‘Forced apology’ guidance tying clinicians in knots

'Something going "wrong" connotes personal blame, especially if the clinician is forced to apologise,' says president of the BSDHT
‘Something going “wrong” connotes personal blame, especially if the clinician is forced to apologise,’ says president of the BSDHT

The British Society of Dental Hygiene and Therapy (BSDHT) has questioned the validity of the newly released General Dental Council (GDC) guidance on duty of candour, interpreting it as a challenge to dental care professionals’ (DCP) professionalism and is calling for the regulator to review the measures.

The new guidance, which the GDC has put into effect from today (1 July 2016), outlines how ‘every healthcare professional must be open and honest with patients when something goes wrong with their treatment or care which causes, or has the potential to cause, harm or distress.’

The guidance states that: ‘When a patient in your care suffers harm or distress because something goes wrong with their care you should apologise as soon as possible.’

The BSDHT believes that by being forced to apologise, potentially a legal admission of fault, positions the clinician in professional jeopardy. The guidance is unnecessary over regulation, with a number of their members seeing it as casting doubt over the integrity of the profession. Ultimately this will negatively impact on their ability to carry out their day-to-day duties and limits freedom to make decisions and employ common sense.

Blame game

Michaela O’Neill, president of the BSDHT commented: ‘I am sure that the GDC has issued this guidance with good intentions but many DCPs will view it as an unnecessary “tick box” exercise. It would appear that the regulator has witnessed other governing bodies doing similar things and is following suit.

‘During the consultation process regarding these guidelines we raised a number of our concerns, which do not appear to have been taken into account. We outlined how we believe that the term “wrong” should not be used so prominently throughout. It would be more accurate to say “an unexpected or unintended consequence in the treatment of a patient”.

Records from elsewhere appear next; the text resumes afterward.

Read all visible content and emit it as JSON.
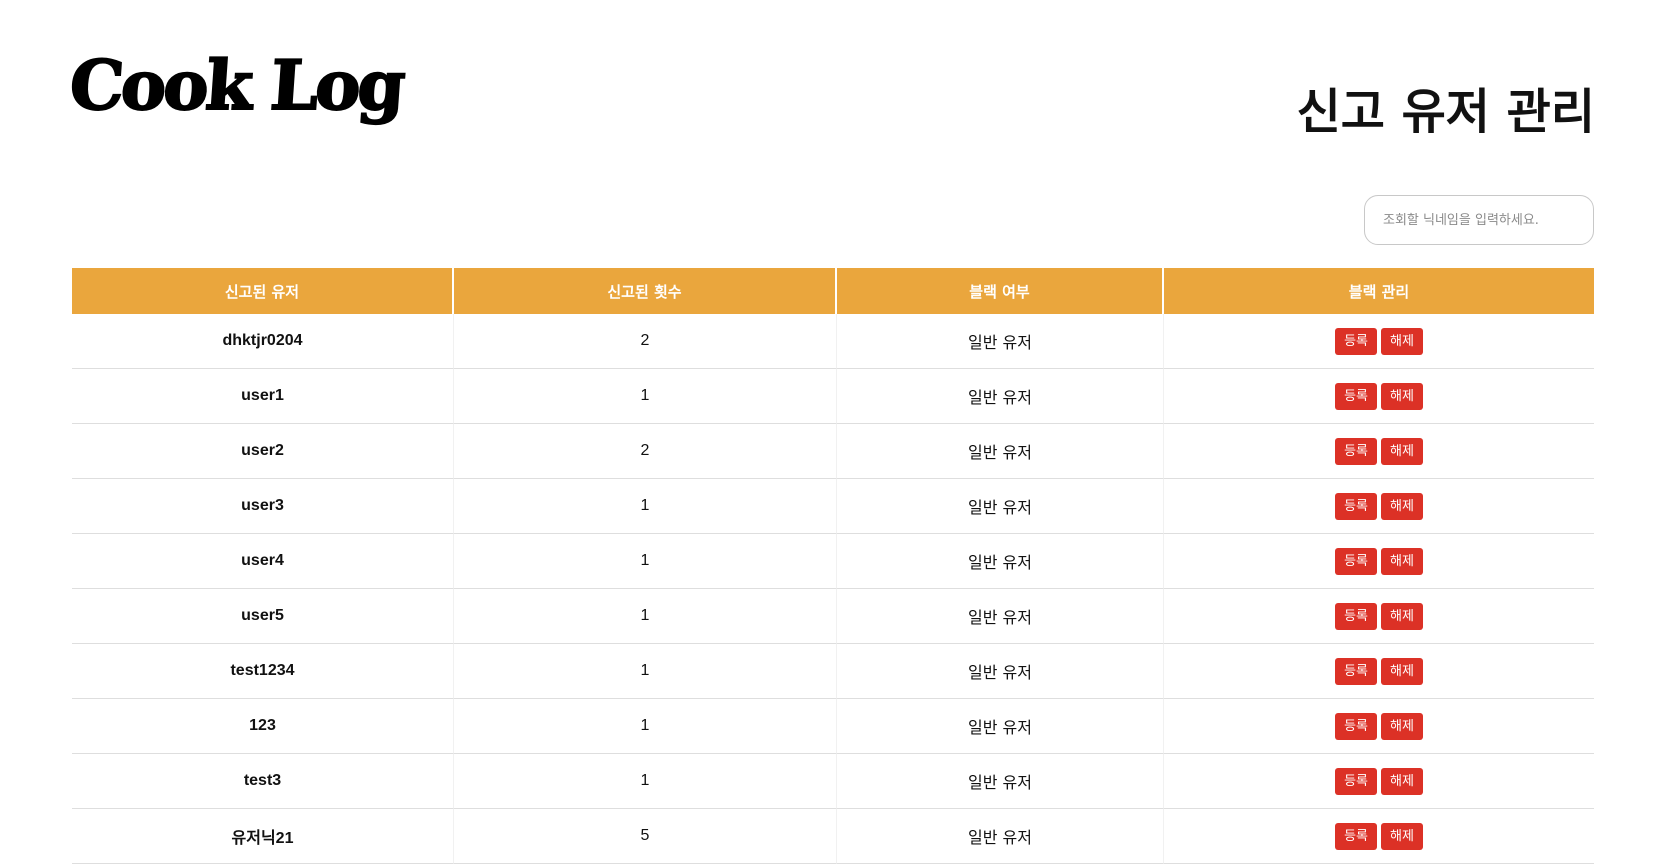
{
  "header": {
    "logo_text": "Cook Log",
    "page_title": "신고 유저 관리"
  },
  "search": {
    "placeholder": "조회할 닉네임을 입력하세요.",
    "value": ""
  },
  "table": {
    "columns": [
      "신고된 유저",
      "신고된 횟수",
      "블랙 여부",
      "블랙 관리"
    ],
    "register_label": "등록",
    "release_label": "해제",
    "rows": [
      {
        "user": "dhktjr0204",
        "count": "2",
        "status": "일반 유저"
      },
      {
        "user": "user1",
        "count": "1",
        "status": "일반 유저"
      },
      {
        "user": "user2",
        "count": "2",
        "status": "일반 유저"
      },
      {
        "user": "user3",
        "count": "1",
        "status": "일반 유저"
      },
      {
        "user": "user4",
        "count": "1",
        "status": "일반 유저"
      },
      {
        "user": "user5",
        "count": "1",
        "status": "일반 유저"
      },
      {
        "user": "test1234",
        "count": "1",
        "status": "일반 유저"
      },
      {
        "user": "123",
        "count": "1",
        "status": "일반 유저"
      },
      {
        "user": "test3",
        "count": "1",
        "status": "일반 유저"
      },
      {
        "user": "유저닉21",
        "count": "5",
        "status": "일반 유저"
      }
    ]
  },
  "colors": {
    "header_bg": "#eaa63d",
    "button_bg": "#dc3126"
  }
}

‘Something going “wrong” connotes personal blame, especially if the clinician is forced to apologise. To a layperson such an apology has the risk of being interpreted as the clinician having been at fault or negligent. In the majority of cases concerned, negative outcomes are unexpected or unintended and DCPs have to be given the professional courtesy of having an opportunity to rectify them. This guidance entirely fails to take this into account.

‘BSDHT recommends that a legal opinion should be sought on the inferences that can be drawn from the term “something going wrong” so that the duty of candour does not carry any potential legal inference where the DCP is to blame for a consequence that may have been unforeseen.

‘We also believe that there is ambiguity around the “when” and “how” to apologise and it needs to be explained in more detail. If the clinician has made a mistake, then there is a need to be responsible but if there is an unexpected consequence then the clinician can sympathise but should not be forced to accept responsibility.

‘Making these amends does not prevent the clinician from doing all they can to help the patient, but as it stands the GDC are tying DCPs in knots and impeding their ability to use common sense and carry out their duties.

‘Ultimately, we are unsure of the overall intent of this guidance. As the document itself highlights, the GDC’s Standards for the Dental Team already outlines how DCPs must interact with patients. This could be read as over regulation that challenges our professionalism, suggesting that some DCPs are dishonest and do not uphold these standards.

‘DCPs undertake undertake years of training to enter their chosen profession. Our members are caring and want to help their patients to the best of our ability. To suggest otherwise is unfair and could lead to many professionals becoming disheartened about their chosen careers.

‘We call upon the GDC to take another look at what they are trying to achieve through this guidance and to take it back to the drawing board with a thorough consultation period to see what is best to enable the profession to maintain their excellent standards.’

GDC response

In response to BSDHT, Ian Brack, chief executive of the GDC, said: ‘The duty of candour was a recommendation for all health regulators following the landmark report published by Robert Francis in 2013 as a way of making healthcare more open and transparent when things go wrong.

‘We worked closely with defence bodies and other organisations on this important guidance, which has been embraced by other parts of the NHS and it now needs to be embraced by the dental profession as good practice.

‘From time to time, things will go wrong. This isn’t about adding a further level of bureaucracy or penalising individuals, but simply allowing patients to receive an explanation, and if appropriate, an apology.

‘This guidance is also about reassuring dental professionals that an apology is not an admission of guilt and will not be regarded as such.’